Sichere Lebensmittelsysteme
Welche Auswirkungen hat das Vorkommen dieser Antibiotikaresistenzgene nun? Experte Martin Wagner schätzt die Situation folgend ein: „Bei Infektionen können Bakterien, die viele Antibiotikaresistenzgene tragen, natürlich schwerer zu behandeln sein. Es ist jetzt nicht zu erwarten, dass man sich an einem Lebensmittel häufig ansteckt. Und nicht jede Ansteckung führt zu einem Therapienotstand.
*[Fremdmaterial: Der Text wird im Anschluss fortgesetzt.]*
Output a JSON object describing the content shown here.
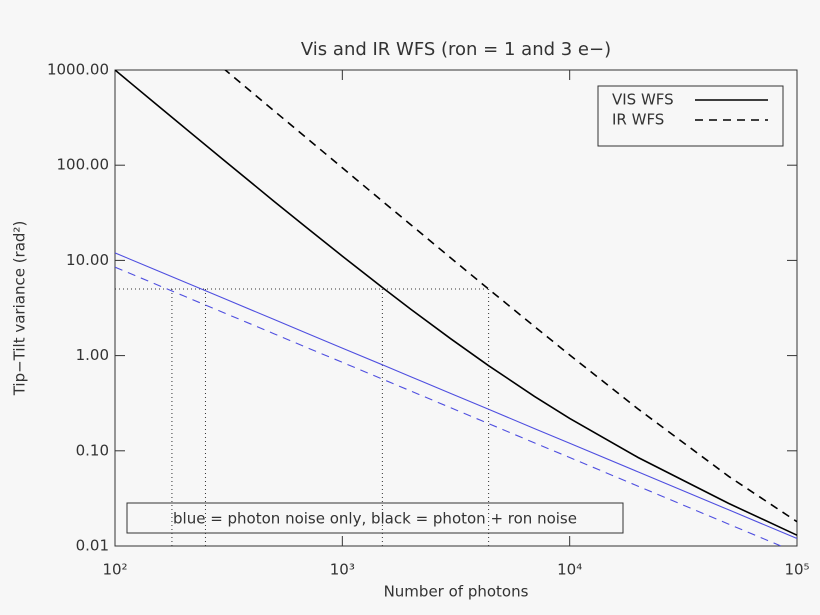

Da müsste das Bakterien schon direkt in eine Wunde gelangen. Über den oralen Weg gibt es vielfältige Abwehrmechanismen, da die Aufnahme von Bakterien über Nahrungsmittel natürlich so alt wie die Menschheit selbst ist.“ Dennoch liefert die Studie wichtige Erkenntnisse dazu, bestimmte industrielle Prozesse und Produktionsbedingungen die Verbreitung und Präsenz dieser Antibiotikaresistenzgene beeinflussen können. Das ist wichtig, um die Lebensmittelsysteme nachhaltiger und sicherer zu gestalten.